Obiettivo principale della riforma è fare in modo che l’insolvenza non venga affrontata soltanto a posteriori (ossia quando l’impresa è ormai in default conclamato), ma che vi siano strumenti per individuare tempestivamente le difficoltà e intervenire prima che la situazione degeneri. In altri termini, prevenire è meglio che curare: si vuole favorire l’emersione precoce dei segnali di crisi e, ove possibile, il risanamento dell’azienda invece della liquidazione. Ciò è in linea con i principi europei e mira a salvaguardare la continuità aziendale come valore, proteggendo posti di lavoro e tessuto economico. Il legislatore italiano ha dunque predisposto una serie di strumenti “a pettine”, che vanno dagli alert precoci interni ed esterni, passando per procedure negoziali e stragiudiziali (accordi di ristrutturazione, piani attestati) fino ad arrivare, solo in caso estremo, alle procedure concorsuali giudiziali (concordato preventivo, liquidazione giudiziale).

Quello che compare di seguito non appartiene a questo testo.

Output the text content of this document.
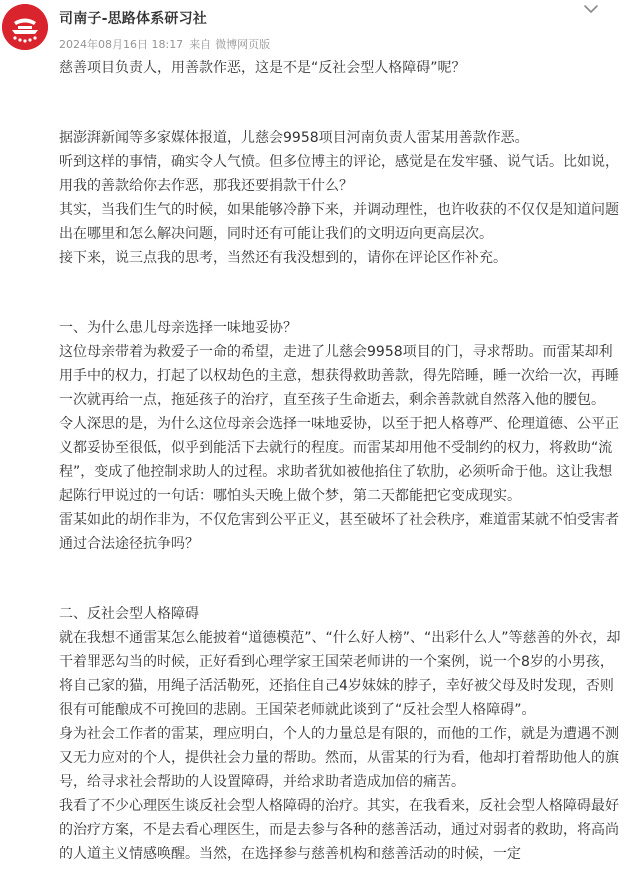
司南子-思路体系研习社
2024年08月16日 18:17 来自 微博网页版

慈善项目负责人，用善款作恶，这是不是“反社会型人格障碍”呢？

据澎湃新闻等多家媒体报道，儿慈会9958项目河南负责人雷某用善款作恶。

听到这样的事情，确实令人气愤。但多位博主的评论，感觉是在发牢骚、说气话。比如说，用我的善款给你去作恶，那我还要捐款干什么？

其实，当我们生气的时候，如果能够冷静下来，并调动理性，也许收获的不仅仅是知道问题出在哪里和怎么解决问题，同时还有可能让我们的文明迈向更高层次。

接下来，说三点我的思考，当然还有我没想到的，请你在评论区作补充。

一、为什么患儿母亲选择一味地妥协？

这位母亲带着为救爱子一命的希望，走进了儿慈会9958项目的门，寻求帮助。而雷某却利用手中的权力，打起了以权劫色的主意，想获得救助善款，得先陪睡，睡一次给一次，再睡一次就再给一点，拖延孩子的治疗，直至孩子生命逝去，剩余善款就自然落入他的腰包。

令人深思的是，为什么这位母亲会选择一味地妥协，以至于把人格尊严、伦理道德、公平正义都妥协至很低，似乎到能活下去就行的程度。而雷某却用他不受制约的权力，将救助“流程”，变成了他控制求助人的过程。求助者犹如被他掐住了软肋，必须听命于他。这让我想起陈行甲说过的一句话：哪怕头天晚上做个梦，第二天都能把它变成现实。

雷某如此的胡作非为，不仅危害到公平正义，甚至破坏了社会秩序，难道雷某就不怕受害者通过合法途径抗争吗？

二、反社会型人格障碍

就在我想不通雷某怎么能披着“道德模范”、“什么好人榜”、“出彩什么人”等慈善的外衣，却干着罪恶勾当的时候，正好看到心理学家王国荣老师讲的一个案例，说一个8岁的小男孩，将自己家的猫，用绳子活活勒死，还掐住自己4岁妹妹的脖子，幸好被父母及时发现，否则很有可能酿成不可挽回的悲剧。王国荣老师就此谈到了“反社会型人格障碍”。

身为社会工作者的雷某，理应明白，个人的力量总是有限的，而他的工作，就是为遭遇不测又无力应对的个人，提供社会力量的帮助。然而，从雷某的行为看，他却打着帮助他人的旗号，给寻求社会帮助的人设置障碍，并给求助者造成加倍的痛苦。

我看了不少心理医生谈反社会型人格障碍的治疗。其实，在我看来，反社会型人格障碍最好的治疗方案，不是去看心理医生，而是去参与各种的慈善活动，通过对弱者的救助，将高尚的人道主义情感唤醒。当然，在选择参与慈善机构和慈善活动的时候，一定
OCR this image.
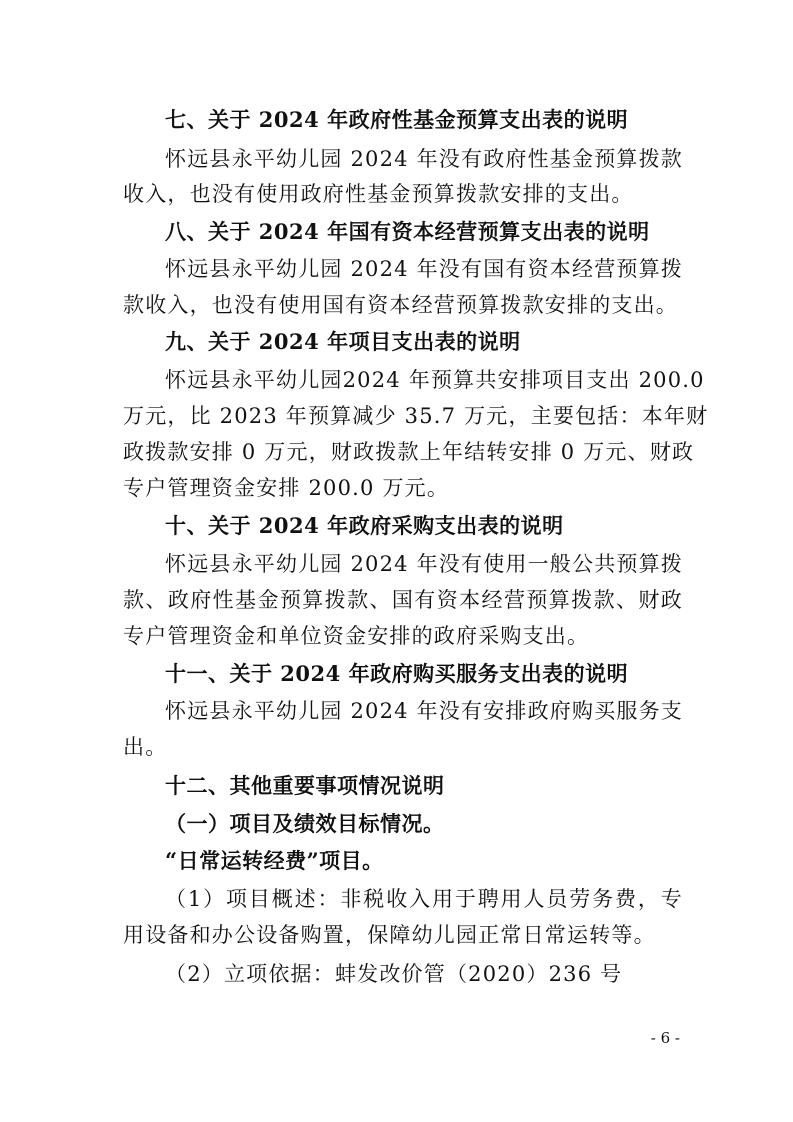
七、关于 2024 年政府性基金预算支出表的说明
怀远县永平幼儿园 2024 年没有政府性基金预算拨款
收入，也没有使用政府性基金预算拨款安排的支出。
八、关于 2024 年国有资本经营预算支出表的说明
怀远县永平幼儿园 2024 年没有国有资本经营预算拨
款收入，也没有使用国有资本经营预算拨款安排的支出。
九、关于 2024 年项目支出表的说明
怀远县永平幼儿园2024 年预算共安排项目支出 200.0
万元，比 2023 年预算减少 35.7 万元，主要包括：本年财
政拨款安排 0 万元，财政拨款上年结转安排 0 万元、财政
专户管理资金安排 200.0 万元。
十、关于 2024 年政府采购支出表的说明
怀远县永平幼儿园 2024 年没有使用一般公共预算拨
款、政府性基金预算拨款、国有资本经营预算拨款、财政
专户管理资金和单位资金安排的政府采购支出。
十一、关于 2024 年政府购买服务支出表的说明
怀远县永平幼儿园 2024 年没有安排政府购买服务支
出。
十二、其他重要事项情况说明
（一）项目及绩效目标情况。
“日常运转经费”项目。
（1）项目概述：非税收入用于聘用人员劳务费，专
用设备和办公设备购置，保障幼儿园正常日常运转等。
（2）立项依据：蚌发改价管（2020）236 号
- 6 -
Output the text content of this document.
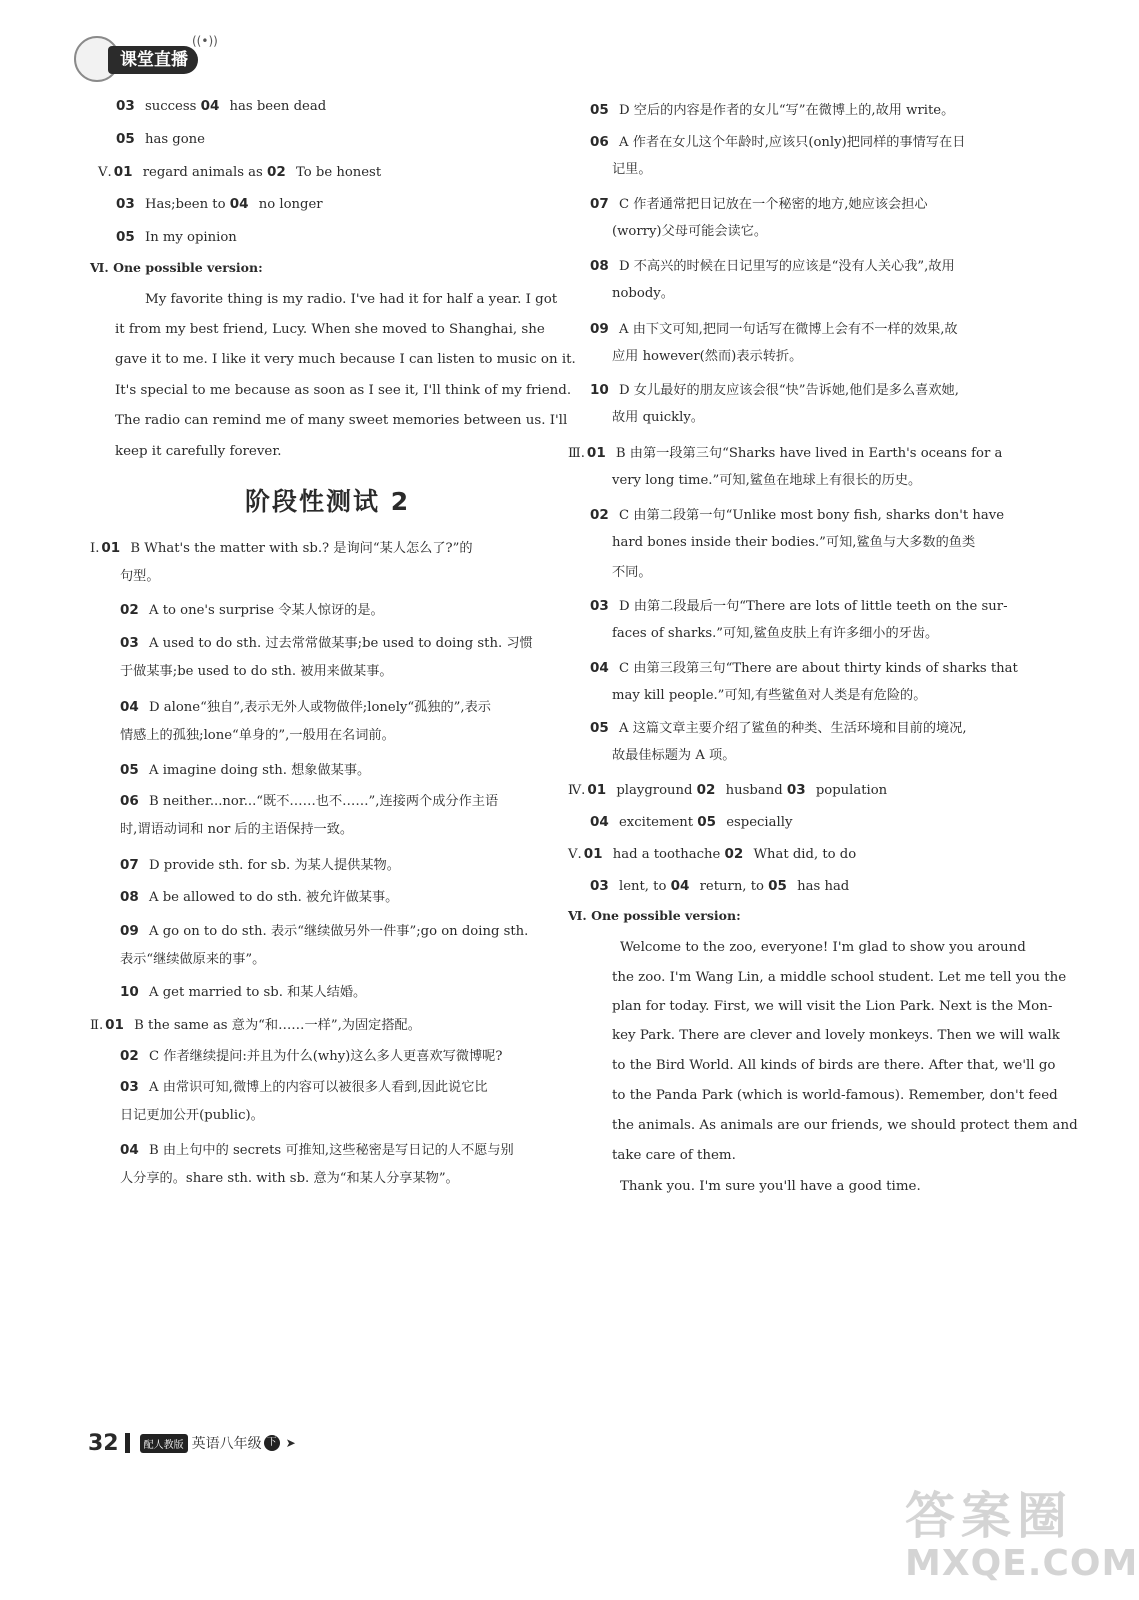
课堂直播
((•))
03 success 04 has been dead
05 has gone
Ⅴ. 01 regard animals as 02 To be honest
03 Has;been to 04 no longer
05 In my opinion
Ⅵ. One possible version:
My favorite thing is my radio. I've had it for half a year. I got
it from my best friend, Lucy. When she moved to Shanghai, she
gave it to me. I like it very much because I can listen to music on it.
It's special to me because as soon as I see it, I'll think of my friend.
The radio can remind me of many sweet memories between us. I'll
keep it carefully forever.
Ⅰ. 01 B What's the matter with sb.? 是询问“某人怎么了?”的
句型。
02 A to one's surprise 令某人惊讶的是。
03 A used to do sth. 过去常常做某事;be used to doing sth. 习惯
于做某事;be used to do sth. 被用来做某事。
04 D alone“独自”,表示无外人或物做伴;lonely“孤独的”,表示
情感上的孤独;lone“单身的”,一般用在名词前。
05 A imagine doing sth. 想象做某事。
06 B neither...nor...“既不……也不……”,连接两个成分作主语
时,谓语动词和 nor 后的主语保持一致。
07 D provide sth. for sb. 为某人提供某物。
08 A be allowed to do sth. 被允许做某事。
09 A go on to do sth. 表示“继续做另外一件事”;go on doing sth.
表示“继续做原来的事”。
10 A get married to sb. 和某人结婚。
Ⅱ. 01 B the same as 意为“和……一样”,为固定搭配。
02 C 作者继续提问:并且为什么(why)这么多人更喜欢写微博呢?
03 A 由常识可知,微博上的内容可以被很多人看到,因此说它比
日记更加公开(public)。
04 B 由上句中的 secrets 可推知,这些秘密是写日记的人不愿与别
人分享的。share sth. with sb. 意为“和某人分享某物”。
阶段性测试 2
05 D 空后的内容是作者的女儿“写”在微博上的,故用 write。
06 A 作者在女儿这个年龄时,应该只(only)把同样的事情写在日
记里。
07 C 作者通常把日记放在一个秘密的地方,她应该会担心
(worry)父母可能会读它。
08 D 不高兴的时候在日记里写的应该是“没有人关心我”,故用
nobody。
09 A 由下文可知,把同一句话写在微博上会有不一样的效果,故
应用 however(然而)表示转折。
10 D 女儿最好的朋友应该会很“快”告诉她,他们是多么喜欢她,
故用 quickly。
Ⅲ. 01 B 由第一段第三句“Sharks have lived in Earth's oceans for a
very long time.”可知,鲨鱼在地球上有很长的历史。
02 C 由第二段第一句“Unlike most bony fish, sharks don't have
hard bones inside their bodies.”可知,鲨鱼与大多数的鱼类
不同。
03 D 由第二段最后一句“There are lots of little teeth on the sur-
faces of sharks.”可知,鲨鱼皮肤上有许多细小的牙齿。
04 C 由第三段第三句“There are about thirty kinds of sharks that
may kill people.”可知,有些鲨鱼对人类是有危险的。
05 A 这篇文章主要介绍了鲨鱼的种类、生活环境和目前的境况,
故最佳标题为 A 项。
Ⅳ. 01 playground 02 husband 03 population
04 excitement 05 especially
Ⅴ. 01 had a toothache 02 What did, to do
03 lent, to 04 return, to 05 has had
Ⅵ. One possible version:
Welcome to the zoo, everyone! I'm glad to show you around
the zoo. I'm Wang Lin, a middle school student. Let me tell you the
plan for today. First, we will visit the Lion Park. Next is the Mon-
key Park. There are clever and lovely monkeys. Then we will walk
to the Bird World. All kinds of birds are there. After that, we'll go
to the Panda Park (which is world-famous). Remember, don't feed
the animals. As animals are our friends, we should protect them and
take care of them.
Thank you. I'm sure you'll have a good time.
32	配人教版 英语八年级 下 ➤
答案圈
MXQE.COM
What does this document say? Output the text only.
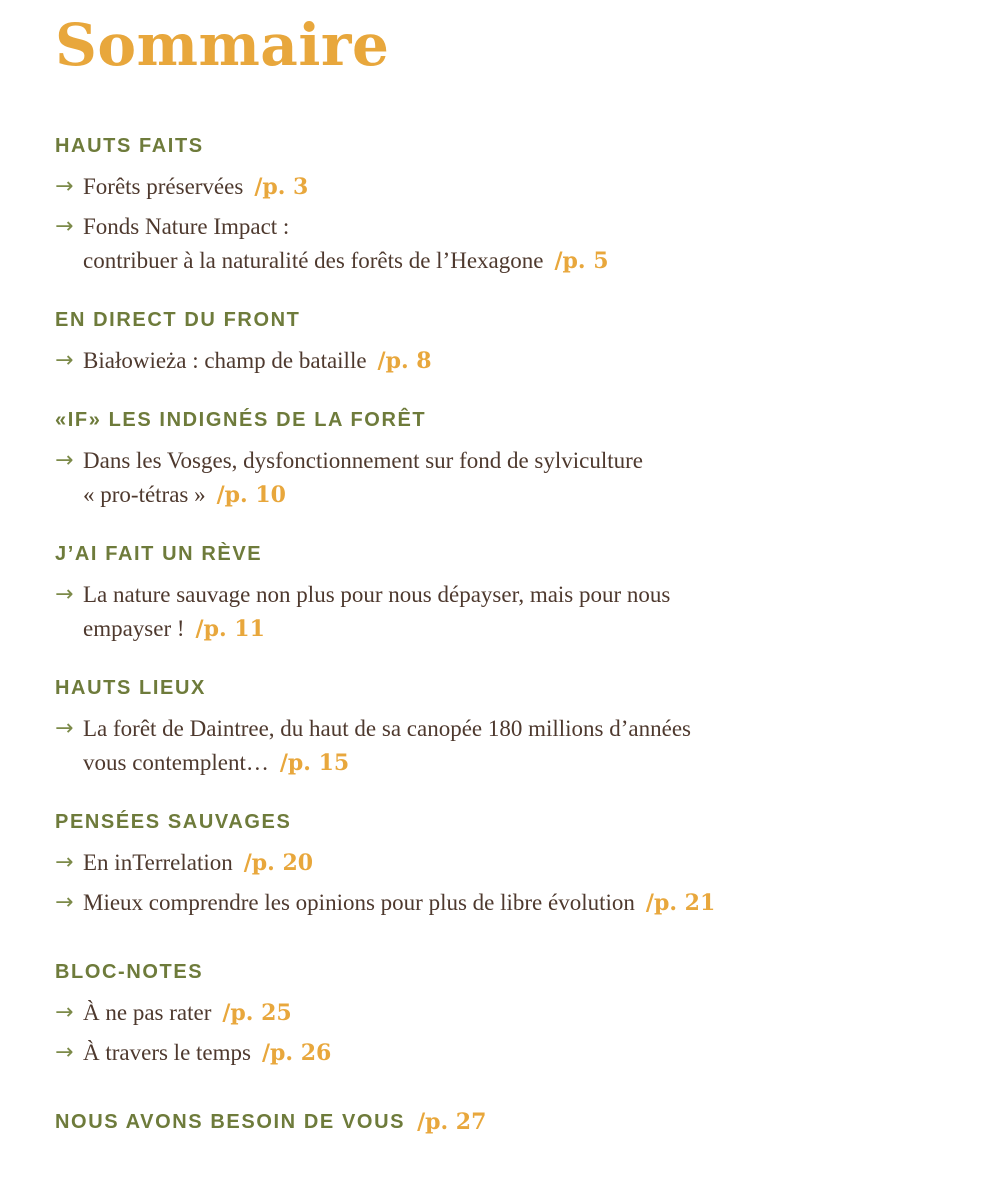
Sommaire
HAUTS FAITS
→ Forêts préservées /p. 3
→ Fonds Nature Impact :
contribuer à la naturalité des forêts de l’Hexagone /p. 5
EN DIRECT DU FRONT
→ Białowieża : champ de bataille /p. 8
«IF» LES INDIGNÉS DE LA FORÊT
→ Dans les Vosges, dysfonctionnement sur fond de sylviculture
« pro-tétras » /p. 10
J’AI FAIT UN RÈVE
→ La nature sauvage non plus pour nous dépayser, mais pour nous
empayser ! /p. 11
HAUTS LIEUX
→ La forêt de Daintree, du haut de sa canopée 180 millions d’années
vous contemplent… /p. 15
PENSÉES SAUVAGES
→ En inTerrelation /p. 20
→ Mieux comprendre les opinions pour plus de libre évolution /p. 21
BLOC-NOTES
→ À ne pas rater /p. 25
→ À travers le temps /p. 26
NOUS AVONS BESOIN DE VOUS /p. 27
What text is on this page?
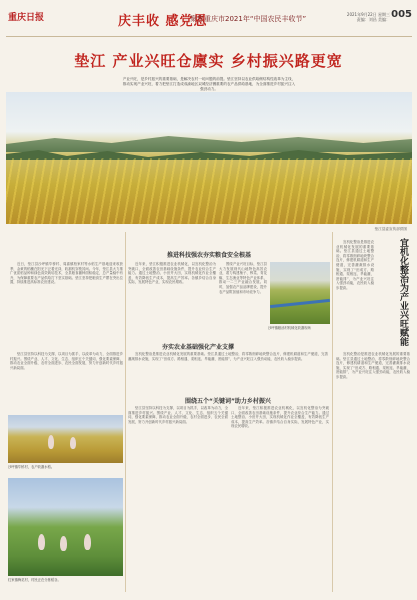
重庆日报	庆丰收 感党恩
聚焦重庆市2021年“中国农民丰收节”
2021年9月22日 星期三
责编：刘昌 美编： 005
垫江 产业兴旺仓廪实 乡村振兴路更宽
产业兴旺，是乡村振兴的重要基础，是解决农村一切问题的前提。垫江坚持以农业供给侧结构性改革为主线，推动实现产业兴旺，着力把垫江打造成成渝地区双城经济圈重要的农产品供给基地，为全面推进乡村振兴注入强劲动力。
垫江县委宣传部供图
推进科技强农夯实粮食安全根基
近日，垫江县沙坪镇毕桥村、周嘉镇柏家村等水稻生产基地迎来收获季，金黄的稻穗在阳光下泛着光泽，收割机穿梭其间。今年，垫江县大力推广优质稻品种和绿色高效栽培技术，全县粮食播种面积稳定，总产量稳中有升，为保障重要农产品供给打下坚实基础。垫江坚持把粮食生产摆在突出位置，持续推进高标准农田建设。
近年来，垫江积极推进农业机械化，以宜机化整治为突破口，全面改善农田基础设施条件，提升农业综合生产能力。通过土地整治、小田并大田，实现机械化作业全覆盖，有效降低生产成本，提高生产效率。各镇乡结合自身实际，发展特色产业，实现农民增收。
围绕产业兴旺目标，垫江县大力发展现代山地特色高效农业，着力构建柚子、榨菜、青花椒、生态渔业等特色产业体系，推动一二三产业融合发展。同时，加强农产品品牌建设，提升农产品附加值和市场竞争力。
沙坪镇粮油村机械化收割现场
夯实农业基础强化产业支撑
垫江县坚持以科技为支撑，以项目为抓手，以改革为动力，全面推进乡村振兴。围绕产业、人才、文化、生态、组织五个关键词，强化要素保障，推动农业全面升级、农村全面进步、农民全面发展，努力开创新时代乡村振兴新局面。
宜机化整治是推进农业机械化发展的重要基础。垫江县通过土地整治，将零散细碎地块整合连片，修建机耕道和生产便道，完善灌溉排水设施，实现了“田成方、路相通、渠相连、旱能灌、涝能排”，为产业兴旺注入强劲动能，农民收入稳步提高。
围绕五个“关键词”助力乡村振兴
垫江县坚持以科技为支撑，以项目为抓手，以改革为动力，全面推进乡村振兴。围绕产业、人才、文化、生态、组织五个关键词，强化要素保障，推动农业全面升级、农村全面进步、农民全面发展，努力开创新时代乡村振兴新局面。
近年来，垫江积极推进农业机械化，以宜机化整治为突破口，全面改善农田基础设施条件，提升农业综合生产能力。通过土地整治、小田并大田，实现机械化作业全覆盖，有效降低生产成本，提高生产效率。各镇乡结合自身实际，发展特色产业，实现农民增收。
沙坪镇毕桥村，农户收割水稻。
杠家镇梅花村，村民正在分拣稻谷。
宜机化整治是推进农业机械化发展的重要基础。垫江县通过土地整治，将零散细碎地块整合连片，修建机耕道和生产便道，完善灌溉排水设施，实现了“田成方、路相通、渠相连、旱能灌、涝能排”，为产业兴旺注入强劲动能，农民收入稳步提高。	宜机化整治为产业兴旺赋能
宜机化整治是推进农业机械化发展的重要基础。垫江县通过土地整治，将零散细碎地块整合连片，修建机耕道和生产便道，完善灌溉排水设施，实现了“田成方、路相通、渠相连、旱能灌、涝能排”，为产业兴旺注入强劲动能，农民收入稳步提高。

Dal punto di vista del debitore, queste novità comportano sia opportunità che responsabilità. Da un lato, l’imprenditore ha oggi a disposizione un ventaglio di soluzioni per affrontare le difficoltà finanziarie, evitando se possibile il fallimento e mantenendo il controllo della propria azienda durante il risanamento. Dall’altro lato, la legge impone precisi doveri di vigilanza e reazione: ignorare i segnali di crisi o tardare ad affrontarli può esporre gli amministratori a gravi conseguenze, tra cui responsabilità patrimoniali personali verso i creditori e sanzioni penali in caso di dissesto aggravato. Questa guida – in un linguaggio tecnico-giuridico ma accessibile – offre una panoramica avanzata degli strumenti di prevenzione e composizione della crisi previsti dall’ordinamento italiano (aggiornati a giugno 2025), rivolta sia a professionisti del settore (avvocati, commercialisti) sia a imprenditori e privati che vogliano comprendere come tutelare la propria attività. Saranno illustrati i principi normativi di riferimento, le procedure attivabili, le ultime novità legislative e le più recenti pronunce giurisprudenziali, con tabelle riepilogative, casi pratici e una sezione di domande e risposte. L’obiettivo è fornire, dal punto di vista del debitore, una guida operativa su come prevenire la crisi d’impresa, dal monitoraggio dei primi segnali alla scelta dello strumento più idoneo per il risanamento.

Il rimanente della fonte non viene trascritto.